Byredo‘s tempo of introducing new fragrances completely left me behind in sampling them, not that I had any strong intention to follow them anyway. But here I am with a sample of Reine de Nuit. The opening is centered around blackcurrant. It has a nice fruity & tart smell that balances between sweetness and bitterness of its own. Interesting twist to it is the addition of saffron. Once it starts unveiling its soft, velvety spiciness the whole perfume gains a comforting warmth. Afterwards there is a gradual progress that leads to rose accord. I didn’t find it very strong. Actually it somehow got lost among saffron scent. Did it blend too much? Maybe. Frankincense that appears some time later adds a smoky element but it’s not very dark. In fact it feels quite transparent with that gentle churchy vibe. Drydown has earthy patchouli and a note of amber and ambrette. There was something slightly resinous, mineral there but overally it didn’t impress me. Considering that it’s an extrait it has poor sillage and longevity on me. With a hyped 350 euro for 30 ml I will pass… 3 times!

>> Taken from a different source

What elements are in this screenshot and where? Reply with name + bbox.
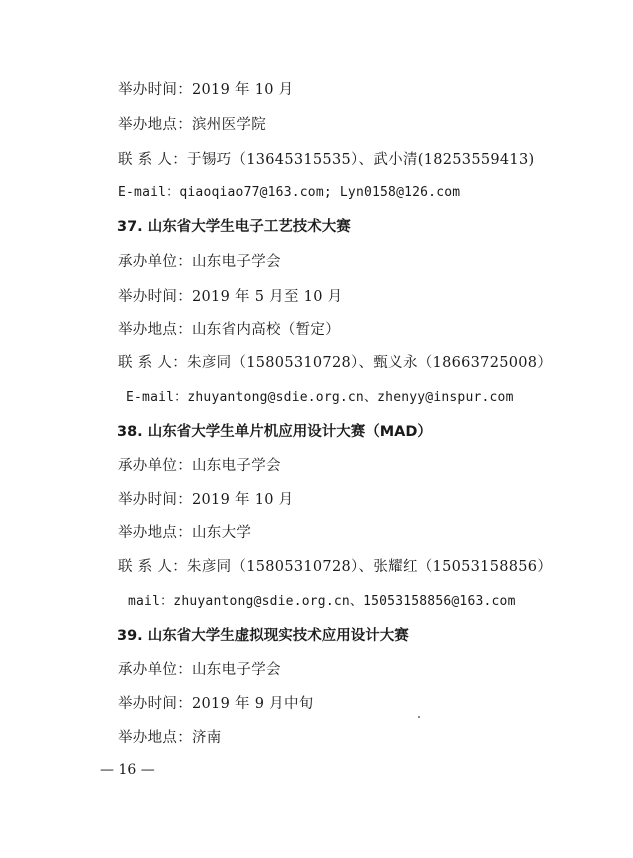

I don’t pay much attention to boutique lines of various designer houses (with some exceptions). Since Hajusuuri and I are like fragrance twins I decided that it’s worth giving Guerlain Neroli Outrenoir a try after she said how much she liked it. So do I, it opens fresh, with a rustling verdancy of petitgrain combined with zesty & citric smell of bergamot. Then comes the aroma of black tea. It’s intense in its lightness, you will recognize it without a mistake. Its darkness contrasts with neroli and orange blossom that provide summery, white floral brightness to the composition. I find this part very invigorating, suitable for spring and summer, maybe even for colder season too. Moss enhances the qualities of smoky tea, giving this Guerlain more dusky edge. Myrrh adds a delicate oriental vibe of something balmy while ambrette add a vegetal aspect to it. I think Neroli Outrenoir is lovely. However I have one big issue with it – it just doesn’t last. 2 hours after I apply it it’s completely gone and I cannot even smell any leftovers of it. Applying more didn’t help. Therefore I refuse to pay an exclusive price for something that I won’t be able to enjoy through the day. Money saved!